Despite Central Bank of Nigeria (CBN)’s consistent declaration of its commitment to defend the naira, the slowdown in the country’s pace of external reserves accumulation in recent months is raising questions about the apex bank’s long term capacity to support the local currency, New Telegraph has learnt.
While data obtained from CBN’s website indicates that the regulator’s dollar buffers increased by $192.47 million in the month of June to stand at $47.79 billion as at June 29, 2018, compared with an appreciation of $108.82 million in the previous month where they stood at $47.62 billion as at May 30, an analysis of earlier months’ figures show a sharp slowdown in the pace of reserves accretion.
Specifically, the CBN’s data indicates that the external reserves increased by $986.10 million in the month of April, rising from $46.51 billion on April 3 to $47.50 billion on April 30, 2018.
Also, the reserves increased by $3.63 billion in the month of March, soaring from $42.63 billion on March 1 to $46.23 billion on March 29.
Similarly, the foreign exchange reserves jumped by $1.74 billion in the month of February from $40.76 billion on February 1, to $42.50 billion on February 28.
Almost the same pace of accretion was recorded in the reserves for the month of January, as the CBN data shows that they increased by $1.77 billion from $38.92 billion on January 2 to $40.69 billion on January 31, 2018.
Further analysis of the data shows the CBN’s dollar buffers had their highest rate of accretion in the month of March ($3.63 billion), while the lowest rate so far was recorded in the month of May ($108.82 million).
Analysts attribute this to increased dollar sales by CBN in May as part of efforts to curb speculative attacks on naira, which led to the local currency depreciating by N2 in the parallel market from N363/$ to N365 per dollar.
Indeed, an analysis of CBN’s interventions in the interbank forex market by Financial Derivatives Company (FDC) indicate that the banking watchdog sold a total of $1.43 billion in May compared to $837 million in April.
It would be recalled that in its bid to address the surge in demand for dollars, CBN, on May 27, unveiled new forex measures, in which it directed commercial banks and Bureaux De Change (BDCs) to sell foreign exchange to all eligible travellers over the counter, regardless of their customer status.
It also ordered BDCs to purchase forex from it (CBN) thrice weekly, warning that it would review the license of any operator that fails to comply with this directive.
Investigations by this newspaper reveal that from June 1 when it started implementing the new forex measures for BDCs to June 30, CBN may likely have sold a total of $958.4 million to the 4,106 licensed BDCs in the country, given that each of the money changers must buy $60,000 weekly ( $20,000 per operator on Mondays, Wednesdays and Fridays) from the apex bank.
Interestingly, the Managing Director of a Lagos-based BDC who did not want to be named said that an additional measure introduced by CBN, which allowed BDCs to buy dollars from it at commercial banks’ dollar buying rate of N357/$1 and sell at N360 per dollar, has made most BDCs to again take a keen interest in purchasing dollars from the regulator.
In fact, a recent report by this newspaper showed that CBN must have pumped about $2.60 billion into forex market last June.
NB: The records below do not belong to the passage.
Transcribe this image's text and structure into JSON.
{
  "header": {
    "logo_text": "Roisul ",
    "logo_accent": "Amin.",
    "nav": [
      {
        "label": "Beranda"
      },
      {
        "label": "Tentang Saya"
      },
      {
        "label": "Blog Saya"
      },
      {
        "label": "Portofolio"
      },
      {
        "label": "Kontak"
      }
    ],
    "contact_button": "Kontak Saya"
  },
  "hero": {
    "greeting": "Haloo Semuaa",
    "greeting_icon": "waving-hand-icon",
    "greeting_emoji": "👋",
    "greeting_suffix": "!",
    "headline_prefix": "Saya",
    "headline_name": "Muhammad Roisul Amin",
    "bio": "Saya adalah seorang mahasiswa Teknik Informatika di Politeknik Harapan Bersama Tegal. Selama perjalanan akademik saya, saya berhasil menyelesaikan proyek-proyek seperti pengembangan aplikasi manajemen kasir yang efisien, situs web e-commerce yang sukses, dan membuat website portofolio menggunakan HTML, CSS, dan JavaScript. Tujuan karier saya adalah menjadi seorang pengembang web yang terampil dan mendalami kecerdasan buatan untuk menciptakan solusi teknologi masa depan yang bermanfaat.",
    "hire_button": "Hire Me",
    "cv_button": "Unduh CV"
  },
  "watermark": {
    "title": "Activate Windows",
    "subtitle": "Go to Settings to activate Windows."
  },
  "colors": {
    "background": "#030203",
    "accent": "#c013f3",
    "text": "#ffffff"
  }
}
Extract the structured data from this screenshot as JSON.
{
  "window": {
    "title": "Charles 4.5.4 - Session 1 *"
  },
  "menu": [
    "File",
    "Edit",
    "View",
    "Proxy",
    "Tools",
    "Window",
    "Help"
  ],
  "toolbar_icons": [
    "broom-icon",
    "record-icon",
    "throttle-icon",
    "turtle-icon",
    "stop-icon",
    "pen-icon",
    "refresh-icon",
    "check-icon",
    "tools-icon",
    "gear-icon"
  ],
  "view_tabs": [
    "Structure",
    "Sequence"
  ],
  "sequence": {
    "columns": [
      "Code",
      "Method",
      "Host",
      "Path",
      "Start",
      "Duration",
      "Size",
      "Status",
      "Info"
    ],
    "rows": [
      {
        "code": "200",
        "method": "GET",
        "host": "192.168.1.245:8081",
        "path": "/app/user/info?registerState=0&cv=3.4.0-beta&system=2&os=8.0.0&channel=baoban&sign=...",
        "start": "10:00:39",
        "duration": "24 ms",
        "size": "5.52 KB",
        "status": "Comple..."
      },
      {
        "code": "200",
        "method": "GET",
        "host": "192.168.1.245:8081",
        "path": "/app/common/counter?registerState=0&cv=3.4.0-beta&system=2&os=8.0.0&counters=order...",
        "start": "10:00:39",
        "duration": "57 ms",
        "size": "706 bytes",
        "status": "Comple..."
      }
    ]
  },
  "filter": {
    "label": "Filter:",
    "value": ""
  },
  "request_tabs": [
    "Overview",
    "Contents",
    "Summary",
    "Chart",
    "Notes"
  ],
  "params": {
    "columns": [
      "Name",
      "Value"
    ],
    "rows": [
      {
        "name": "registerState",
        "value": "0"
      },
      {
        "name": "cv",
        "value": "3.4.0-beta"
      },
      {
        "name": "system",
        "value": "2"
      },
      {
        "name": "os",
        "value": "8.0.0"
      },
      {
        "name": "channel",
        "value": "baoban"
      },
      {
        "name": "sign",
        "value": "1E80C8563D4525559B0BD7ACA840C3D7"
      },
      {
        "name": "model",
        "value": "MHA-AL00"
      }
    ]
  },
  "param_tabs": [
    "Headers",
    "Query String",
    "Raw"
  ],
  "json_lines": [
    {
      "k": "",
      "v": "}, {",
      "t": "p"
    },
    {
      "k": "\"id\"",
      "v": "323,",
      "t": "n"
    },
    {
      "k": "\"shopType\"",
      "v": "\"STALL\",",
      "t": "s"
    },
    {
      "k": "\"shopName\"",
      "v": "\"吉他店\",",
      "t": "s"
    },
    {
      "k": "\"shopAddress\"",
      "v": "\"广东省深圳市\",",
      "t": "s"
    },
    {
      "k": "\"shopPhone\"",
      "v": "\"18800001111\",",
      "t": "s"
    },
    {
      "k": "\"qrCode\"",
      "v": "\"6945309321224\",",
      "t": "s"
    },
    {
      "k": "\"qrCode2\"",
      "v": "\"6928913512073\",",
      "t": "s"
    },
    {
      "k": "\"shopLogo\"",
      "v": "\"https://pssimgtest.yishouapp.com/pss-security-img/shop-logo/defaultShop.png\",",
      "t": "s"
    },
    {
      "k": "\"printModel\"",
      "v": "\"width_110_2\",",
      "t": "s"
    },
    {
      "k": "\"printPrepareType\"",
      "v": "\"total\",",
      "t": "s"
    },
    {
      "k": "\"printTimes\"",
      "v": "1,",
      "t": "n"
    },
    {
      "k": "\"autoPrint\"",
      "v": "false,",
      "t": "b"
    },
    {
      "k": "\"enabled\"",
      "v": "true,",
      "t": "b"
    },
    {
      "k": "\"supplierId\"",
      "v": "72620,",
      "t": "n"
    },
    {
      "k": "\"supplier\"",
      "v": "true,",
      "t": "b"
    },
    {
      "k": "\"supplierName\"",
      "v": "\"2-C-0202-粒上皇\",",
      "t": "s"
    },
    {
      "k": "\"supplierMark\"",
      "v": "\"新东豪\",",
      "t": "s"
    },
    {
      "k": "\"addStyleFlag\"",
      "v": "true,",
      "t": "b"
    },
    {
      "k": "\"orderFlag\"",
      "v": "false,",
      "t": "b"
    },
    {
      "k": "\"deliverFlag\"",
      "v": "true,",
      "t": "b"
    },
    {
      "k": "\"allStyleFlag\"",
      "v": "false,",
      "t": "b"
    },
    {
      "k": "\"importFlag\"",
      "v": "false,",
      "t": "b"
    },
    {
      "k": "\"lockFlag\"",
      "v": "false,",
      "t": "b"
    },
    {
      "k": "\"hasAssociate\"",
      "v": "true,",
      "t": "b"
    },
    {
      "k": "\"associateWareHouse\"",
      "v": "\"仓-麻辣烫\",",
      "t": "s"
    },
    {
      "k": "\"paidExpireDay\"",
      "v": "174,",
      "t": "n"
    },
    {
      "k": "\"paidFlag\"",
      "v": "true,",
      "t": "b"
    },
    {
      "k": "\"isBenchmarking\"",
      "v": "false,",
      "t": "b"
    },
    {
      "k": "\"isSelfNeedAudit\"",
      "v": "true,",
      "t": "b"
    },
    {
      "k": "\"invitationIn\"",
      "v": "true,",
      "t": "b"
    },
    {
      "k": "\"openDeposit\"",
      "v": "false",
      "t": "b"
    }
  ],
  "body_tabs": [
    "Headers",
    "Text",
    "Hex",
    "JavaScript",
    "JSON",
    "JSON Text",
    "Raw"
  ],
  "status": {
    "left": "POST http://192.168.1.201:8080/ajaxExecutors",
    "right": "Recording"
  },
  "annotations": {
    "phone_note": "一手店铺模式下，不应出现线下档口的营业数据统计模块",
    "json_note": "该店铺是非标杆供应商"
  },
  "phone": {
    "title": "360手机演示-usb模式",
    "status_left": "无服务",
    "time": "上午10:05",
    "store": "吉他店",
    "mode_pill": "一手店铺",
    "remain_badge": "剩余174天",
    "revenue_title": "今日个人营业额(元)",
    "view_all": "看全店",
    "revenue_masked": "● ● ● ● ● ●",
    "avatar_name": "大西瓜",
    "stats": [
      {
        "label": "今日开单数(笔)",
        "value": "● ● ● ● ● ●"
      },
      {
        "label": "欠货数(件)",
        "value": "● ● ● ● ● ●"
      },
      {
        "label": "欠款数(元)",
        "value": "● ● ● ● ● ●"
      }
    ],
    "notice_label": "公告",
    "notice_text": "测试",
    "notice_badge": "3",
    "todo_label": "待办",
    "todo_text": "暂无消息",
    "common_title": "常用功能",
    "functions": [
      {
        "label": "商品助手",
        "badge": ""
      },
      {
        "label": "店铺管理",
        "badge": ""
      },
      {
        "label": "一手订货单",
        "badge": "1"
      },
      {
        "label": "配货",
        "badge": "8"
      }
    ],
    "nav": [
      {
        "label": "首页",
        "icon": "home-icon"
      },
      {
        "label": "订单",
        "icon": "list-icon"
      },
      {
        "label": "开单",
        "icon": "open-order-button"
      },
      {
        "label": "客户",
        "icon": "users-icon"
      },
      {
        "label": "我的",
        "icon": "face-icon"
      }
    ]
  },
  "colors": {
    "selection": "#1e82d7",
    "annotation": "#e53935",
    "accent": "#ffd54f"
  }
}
This figure is arrived at from totalling the $958.4 million the banking watchdog sold to BDCs and the $1.62 billion it sold in the interbank forex market during the period.
However, financial experts have warned that although CBN has succeeded in maintaining exchange rate stability, the significant increase in the amount of dollars that it is injecting into the forex market will negatively impact the nation’s external reserves, making it difficult for CBN to meet its $50 billion reserves target by the end of this year.
They pointed out that a slowdown in reserves accretion will hinder CBN’s capacity to sustain exchange rate stability.
For instance, in a recent note, analysts at FDC stated: “External reserves declined by 0.33 per cent from $47.78 billion on May 16 to $47.62 billion on May 30. The decline was driven primarily by an increase in CBN’s intervention to address rising forex demand pressures. The increased strain on external reserves has reduced the import cover from 13.27 months to 13.24 months within the period.”
But expressing confidence in CBN’s capacity to continue to defend the naira, the FDC analysts pointed out that the current level of the country’s reserves is still strong enough to allow the regulator intervene in the event of an economic shock.
“We expect robust oil proceeds to mitigate the impact of heightened forex demand pressures on the external reserves in the near term,” they stated.
Significantly, the analysts’ position was corroborated by the Bankers’ Committee after its recent meeting in Lagos, when it assured Nigerians that CBN had the capacity to defend the naira.
The Director, Banking Supervision (CBN), Mr. Ahmad Abdullahi, said at the event: “Generally, what the committee came to recognise is that CBN has enough arsenal to ensure that we have a stable exchange rate; any demand for forex will be met and ensure liquidity in the forex market. So, despite the mixed signals from the global economy and the likelihood of capital outflow, CBN is prepared to deal with the situation and ensure stability in the forex market.”